Regina lends a helping hand to animals in Tanzania

12-year-old Regina embraces a message of compassion towards working animals through SPANA’s humane welfare education classes in Tanzania. 

12-year-old Regina lives with her parents and two sisters in a remote region of Tanzania. Her family supports themselves through subsistence farming – raising livestock including cattle, sheep, goats and chickens. To help them with the difficult task of feeding and looking after so many animals, Regina’s family relies heavily on the support of their two trusty donkeys.  

Thanks to SPANA’s work with partner organisation, the Tanzania Animal Welfare Society (TAWESO), Regina is developing important knowledge about how to better care for her family’s donkeys and give them happier, healthier lives. SPANA works closely with animal welfare organisations like TAWESO, which are already known and trusted in their local communities. Through a specially designed curriculum of fun, interactive educational materials, SPANA provides TAWESO with the tools to train local teachers in humane welfare education.  
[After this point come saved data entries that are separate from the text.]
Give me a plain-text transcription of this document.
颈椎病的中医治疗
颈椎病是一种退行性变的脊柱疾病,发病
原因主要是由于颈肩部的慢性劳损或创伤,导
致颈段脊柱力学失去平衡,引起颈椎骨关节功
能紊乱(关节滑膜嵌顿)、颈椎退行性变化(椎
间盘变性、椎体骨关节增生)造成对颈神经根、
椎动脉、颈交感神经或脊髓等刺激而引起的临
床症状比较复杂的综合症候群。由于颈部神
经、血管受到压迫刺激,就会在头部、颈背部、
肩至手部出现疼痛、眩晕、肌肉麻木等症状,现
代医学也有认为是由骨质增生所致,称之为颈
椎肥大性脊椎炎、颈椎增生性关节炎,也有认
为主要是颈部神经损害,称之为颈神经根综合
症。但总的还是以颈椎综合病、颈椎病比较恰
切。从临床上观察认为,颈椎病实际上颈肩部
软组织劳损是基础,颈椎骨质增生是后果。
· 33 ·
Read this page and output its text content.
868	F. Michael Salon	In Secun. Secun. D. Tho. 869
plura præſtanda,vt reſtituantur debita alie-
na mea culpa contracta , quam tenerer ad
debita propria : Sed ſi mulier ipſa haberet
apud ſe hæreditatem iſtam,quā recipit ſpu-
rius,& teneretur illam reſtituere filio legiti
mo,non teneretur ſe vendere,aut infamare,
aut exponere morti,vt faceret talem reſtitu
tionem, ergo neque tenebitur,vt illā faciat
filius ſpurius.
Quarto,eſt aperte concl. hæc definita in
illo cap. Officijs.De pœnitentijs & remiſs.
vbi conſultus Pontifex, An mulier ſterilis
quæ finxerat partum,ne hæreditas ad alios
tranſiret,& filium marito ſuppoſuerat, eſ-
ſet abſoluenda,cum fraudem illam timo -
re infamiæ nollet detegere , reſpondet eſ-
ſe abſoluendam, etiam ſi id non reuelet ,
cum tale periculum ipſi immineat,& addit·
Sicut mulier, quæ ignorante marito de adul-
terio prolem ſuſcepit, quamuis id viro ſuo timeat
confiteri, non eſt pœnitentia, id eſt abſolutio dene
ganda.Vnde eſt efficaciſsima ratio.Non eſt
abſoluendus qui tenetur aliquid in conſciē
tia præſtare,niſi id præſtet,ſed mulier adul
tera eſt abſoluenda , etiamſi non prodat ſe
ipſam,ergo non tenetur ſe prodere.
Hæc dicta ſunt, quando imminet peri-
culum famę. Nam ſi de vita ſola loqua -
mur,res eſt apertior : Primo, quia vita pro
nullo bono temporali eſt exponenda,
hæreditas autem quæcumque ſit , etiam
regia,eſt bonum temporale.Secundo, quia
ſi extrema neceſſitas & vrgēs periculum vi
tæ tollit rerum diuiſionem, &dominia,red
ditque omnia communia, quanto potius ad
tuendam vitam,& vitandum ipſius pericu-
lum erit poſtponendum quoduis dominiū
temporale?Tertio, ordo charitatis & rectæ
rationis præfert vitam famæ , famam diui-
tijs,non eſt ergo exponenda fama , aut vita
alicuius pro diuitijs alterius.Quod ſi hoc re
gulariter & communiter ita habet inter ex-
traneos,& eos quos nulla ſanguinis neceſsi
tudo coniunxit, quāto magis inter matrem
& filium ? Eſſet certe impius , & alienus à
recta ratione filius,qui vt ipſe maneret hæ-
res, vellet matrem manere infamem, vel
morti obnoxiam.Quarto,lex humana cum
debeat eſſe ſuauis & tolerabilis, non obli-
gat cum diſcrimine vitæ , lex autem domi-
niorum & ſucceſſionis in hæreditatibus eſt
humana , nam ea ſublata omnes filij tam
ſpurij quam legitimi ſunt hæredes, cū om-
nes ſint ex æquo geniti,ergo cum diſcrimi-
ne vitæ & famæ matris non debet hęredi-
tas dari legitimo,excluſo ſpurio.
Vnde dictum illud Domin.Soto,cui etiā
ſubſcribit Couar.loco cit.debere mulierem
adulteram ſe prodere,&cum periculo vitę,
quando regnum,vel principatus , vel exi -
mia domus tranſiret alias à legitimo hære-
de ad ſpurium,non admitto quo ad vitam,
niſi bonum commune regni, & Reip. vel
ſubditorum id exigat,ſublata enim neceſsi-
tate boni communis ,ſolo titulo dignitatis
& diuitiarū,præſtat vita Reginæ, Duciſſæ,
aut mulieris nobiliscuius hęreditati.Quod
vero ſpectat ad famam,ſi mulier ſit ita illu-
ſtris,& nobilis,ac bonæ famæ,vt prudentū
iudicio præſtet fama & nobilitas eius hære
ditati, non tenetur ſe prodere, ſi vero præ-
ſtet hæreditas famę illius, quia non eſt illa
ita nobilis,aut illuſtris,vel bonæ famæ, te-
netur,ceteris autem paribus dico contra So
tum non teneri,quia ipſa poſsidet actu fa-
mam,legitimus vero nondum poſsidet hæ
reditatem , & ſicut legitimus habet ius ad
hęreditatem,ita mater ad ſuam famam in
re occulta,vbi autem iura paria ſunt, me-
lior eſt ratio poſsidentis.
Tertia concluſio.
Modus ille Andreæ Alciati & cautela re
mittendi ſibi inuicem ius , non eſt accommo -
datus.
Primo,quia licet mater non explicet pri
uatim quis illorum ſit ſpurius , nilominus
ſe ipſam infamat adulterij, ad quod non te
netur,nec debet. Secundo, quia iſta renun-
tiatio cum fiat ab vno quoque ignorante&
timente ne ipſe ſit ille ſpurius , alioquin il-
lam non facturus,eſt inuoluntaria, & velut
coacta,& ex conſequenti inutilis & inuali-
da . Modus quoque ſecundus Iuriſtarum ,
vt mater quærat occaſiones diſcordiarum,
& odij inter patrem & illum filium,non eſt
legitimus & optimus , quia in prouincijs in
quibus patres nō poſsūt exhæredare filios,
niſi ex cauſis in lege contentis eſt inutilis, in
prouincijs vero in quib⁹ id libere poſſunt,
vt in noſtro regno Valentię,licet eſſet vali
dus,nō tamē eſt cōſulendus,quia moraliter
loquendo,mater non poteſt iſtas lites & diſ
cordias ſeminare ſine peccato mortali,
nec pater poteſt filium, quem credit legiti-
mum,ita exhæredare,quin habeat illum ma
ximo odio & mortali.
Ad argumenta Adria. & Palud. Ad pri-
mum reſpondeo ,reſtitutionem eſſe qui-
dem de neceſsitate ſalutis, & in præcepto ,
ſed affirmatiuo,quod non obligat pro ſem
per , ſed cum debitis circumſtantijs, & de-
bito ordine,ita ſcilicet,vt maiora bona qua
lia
When Regina comes home from one of SPANA’s education classes, she is excited to share her new-found knowledge about animal husbandry with her parents and siblings. Through these classes, Regina is learning how to provide good care for her donkeys and ensure they have healthier, happier working lives. Regina learns about subjects like the importance of correct, comfortable harnessing and how to avoid problems by providing her donkeys with padded equipment. She is now aware of other basic donkey needs, such as proper food, shelter and humane treatment.  

 

Donkeys in Tanzania forest

So far, her favourite part of SPANA’s education programme has been learning the five freedoms of animals, which include ‘freedom from hunger and thirst’ and ‘from pain, injury and disease’. The message stressed in these classes, that striking animals doesn’t makthem work any faster and only hurts them, has really resonated with Regina. As a result of this lesson, she is encouraging her family and neighbours to take a different approach to working with donkeys – one that benefits both the animals and owners alike.  

Thanks to SPANA’s education programme, inhumane practices are slowly changing and the message of good animal husbandry is spreading among future working animal owners in some of the most remote regions.   

Staff in this area of Tanzania have been delighted with the positive response to the lessons. Now, other schools in this region are keen for SPANA to visit their communities to spread the vital message of humane education.